# More Bacon



## ptcruiserguy (Dec 22, 2012)

Found some pork bellies at an Asian Mkt. in town a couple weeks ago @ 2.49lb.

Figured I would try to make some more bacon. I used Pops Brine, and let them soak

for 10 days. Then out of the soak and rinsed them. Let set in fridge overnight and put

in smoker today. Used only Hickory pellets with the AMNPS. Smoked for 10 hrs. 

Here is what they looked like after the smoke.













Bellie Bacon.jpg



__ ptcruiserguy
__ Dec 22, 2012


















Bellie Bacon01.jpg



__ ptcruiserguy
__ Dec 22, 2012






Gonna let them rest in fridge a couple days then slice them up.

Hope they turn out better then my last batch.

Thanks for Lookin'

Happy Smokin'

Mike


----------



## fire in the hole (Dec 22, 2012)

I have used pop's brine and I just finished a batch with a dry rub. Both were/are good........but I am still missing that ingredient that puts it over the top in flavor. Did you do just the basic mix.........or did you make some of your own additions???
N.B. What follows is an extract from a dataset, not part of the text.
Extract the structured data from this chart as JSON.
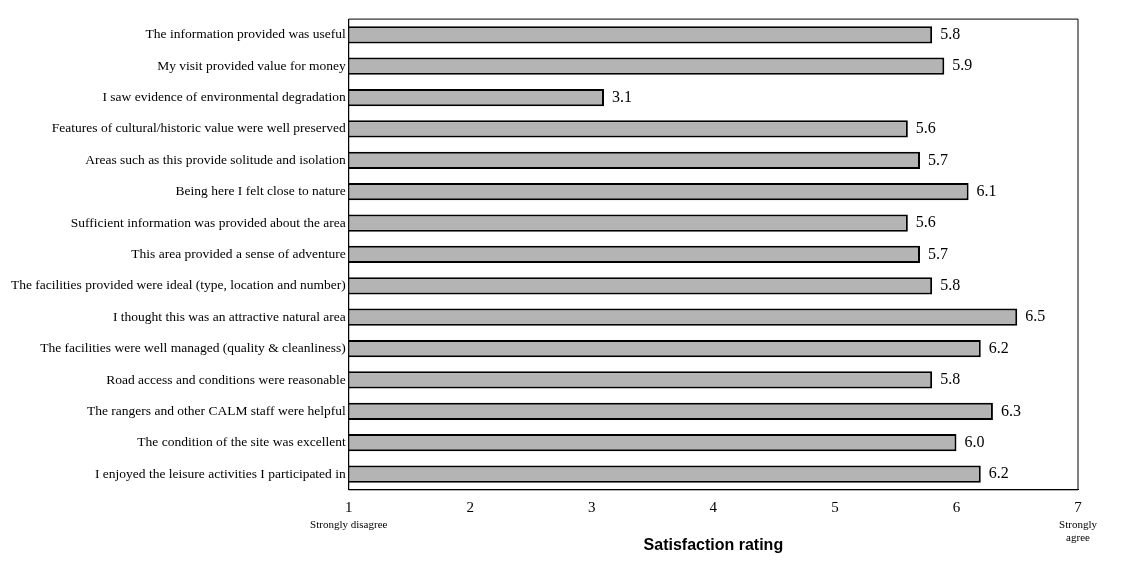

Whatever........the pictures look yummy. I'll be watch'n for your evaluation.


----------



## ptcruiserguy (Dec 22, 2012)

Only thing I added extra was some garlic powder to the brine.

Family likes the taste of Garlic.


----------



## fire in the hole (Dec 22, 2012)

Oh ya. I love garlic, but just can't quit fit bacon and garlic together. I'm waiting to hear what you have to say on your bacon..


----------



## tjohnson (Dec 23, 2012)

Awesome Color!

How'd the test fry go?


----------



## ptcruiserguy (Dec 23, 2012)

Test fry before smoking was great. Not too salty

and a real good hint of Garlic (which is what the family wanted).

Sorry didn't take pics of that. Sometimes things like that just slip my

mind.

Thanks 

Mike


----------



## fpnmf (Dec 23, 2012)

Looks great!

  Craig


----------



## ptcruiserguy (Dec 25, 2012)

Okay now I have pics of the bacon sliced and here it is













Bacon03.jpg



__ ptcruiserguy
__ Dec 25, 2012






And I also fried a few pieces of it.













Bacon04.jpg



__ ptcruiserguy
__ Dec 25, 2012






My wife said it was the best she has ever ate. So I am happy with that.

Also my wife made some Christmas bread and figured I would share a pic of it with ya.













Santa Bread01.jpg



__ ptcruiserguy
__ Dec 25, 2012






Hope everyone has a Great Christmas!!

Happy Smokin'

Mike & Family


----------



## joed617 (Dec 25, 2012)

Great looking bacon!!!!!!!!!!!!! Well done

Now I'm getting hungry

Joe


----------